Wednesday, 14 November 2018

Joint Oireachtas Committee on Climate Action

Third Report of the Citizens' Assembly: Discussion (Resumed)

1:59 pm

Photo of Thomas PringleThomas Pringle (Donegal, Independent) | Oireachtas source

Mr. Watt's comments and this discussion are appropriate because they get to what I was going to ask. I have a wee bit of sympathy for the witnesses because the impression one would get is that they are the decision-makers. Perhaps they are but if the Ministers were before us, they would tell us that the Secretaries General were telling them that they cannot do a particular thing. I want to get to who makes the decisions and how they are informed.

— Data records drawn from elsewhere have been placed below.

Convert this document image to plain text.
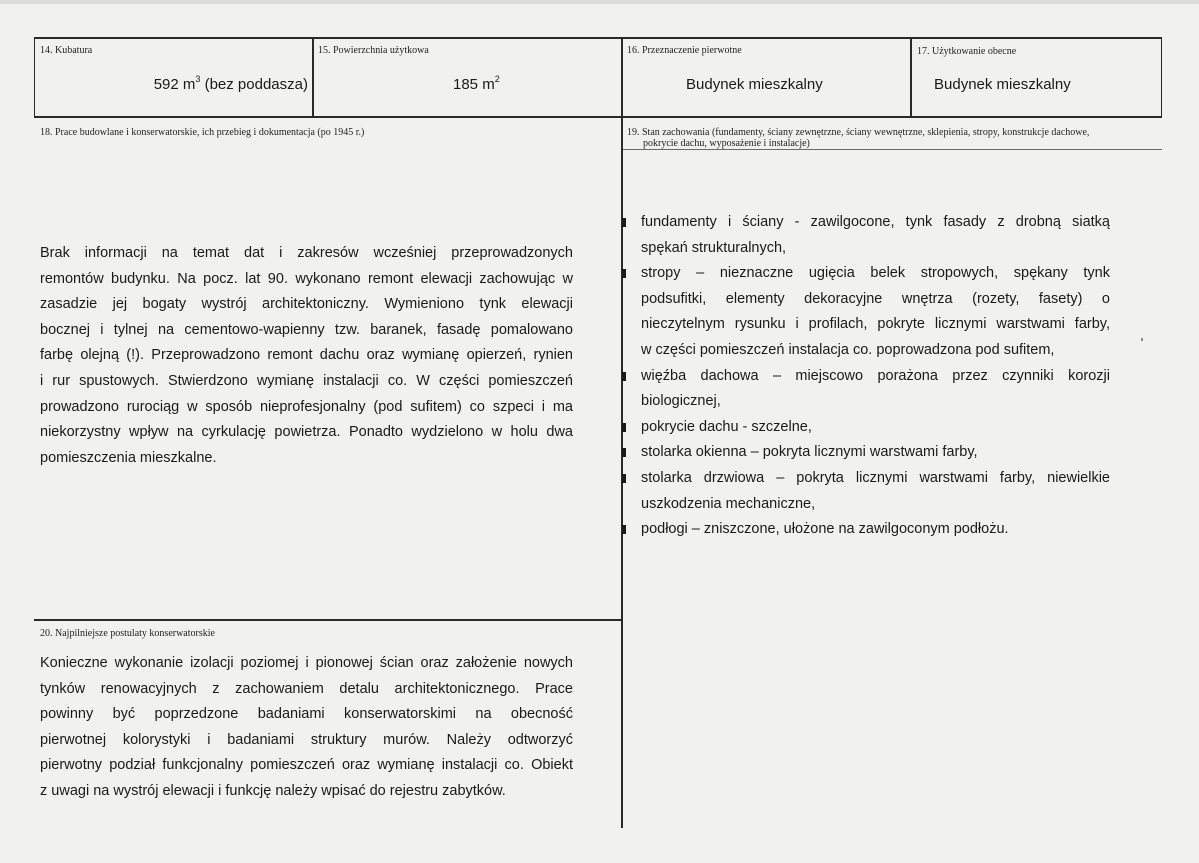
14. Kubatura
592 $m^3$ (bez poddasza)
15. Powierzchnia użytkowa
185 $m^2$
16. Przeznaczenie pierwotne
Budynek mieszkalny
17. Użytkowanie obecne
Budynek mieszkalny
18. Prace budowlane i konserwatorskie, ich przebieg i dokumentacja (po 1945 r.)
Brak informacji na temat dat i zakresów wcześniej przeprowadzonych
remontów budynku. Na pocz. lat 90. wykonano remont elewacji zachowując w
zasadzie jej bogaty wystrój architektoniczny. Wymieniono tynk elewacji
bocznej i tylnej na cementowo-wapienny tzw. baranek, fasadę pomalowano
farbę olejną (!). Przeprowadzono remont dachu oraz wymianę opierzeń, rynien
i rur spustowych. Stwierdzono wymianę instalacji co. W części pomieszczeń
prowadzono rurociąg w sposób nieprofesjonalny (pod sufitem) co szpeci i ma
niekorzystny wpływ na cyrkulację powietrza. Ponadto wydzielono w holu dwa
pomieszczenia mieszkalne.
19. Stan zachowania (fundamenty, ściany zewnętrzne, ściany wewnętrzne, sklepienia, stropy, konstrukcje dachowe,
pokrycie dachu, wyposażenie i instalacje)
fundamenty i ściany - zawilgocone, tynk fasady z drobną siatką
spękań strukturalnych,
stropy – nieznaczne ugięcia belek stropowych, spękany tynk
podsufitki, elementy dekoracyjne wnętrza (rozety, fasety) o
nieczytelnym rysunku i profilach, pokryte licznymi warstwami farby,
w części pomieszczeń instalacja co. poprowadzona pod sufitem,
więźba dachowa – miejscowo porażona przez czynniki korozji
biologicznej,
pokrycie dachu - szczelne,
stolarka okienna – pokryta licznymi warstwami farby,
stolarka drzwiowa – pokryta licznymi warstwami farby, niewielkie
uszkodzenia mechaniczne,
podłogi – zniszczone, ułożone na zawilgoconym podłożu.
20. Najpilniejsze postulaty konserwatorskie
Konieczne wykonanie izolacji poziomej i pionowej ścian oraz założenie nowych
tynków renowacyjnych z zachowaniem detalu architektonicznego. Prace
powinny być poprzedzone badaniami konserwatorskimi na obecność
pierwotnej kolorystyki i badaniami struktury murów. Należy odtworzyć
pierwotny podział funkcjonalny pomieszczeń oraz wymianę instalacji co. Obiekt
z uwagi na wystrój elewacji i funkcję należy wpisać do rejestru zabytków.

Perhaps I am naive and I will be put right on this but I presume the Minister says he or she wants to introduce a carbon tax of €100 a tonne and departmental officials will say this will do "X", "Y" and "Z", these are the options. The Minister is asked what he or she wants to do and then goes along with what the officials want. Is that how it works? For example, the former Minister for Communications, Climate Change and the Environment who resigned said that he had recommended that the national development plan co-ordination group and the technical research and modelling group, TRAM, considered a form of carbon-budgeting as a climate policy management tool to aid in decision-making and that went nowhere. Where did that stop? Was it with the Ministers or with officials?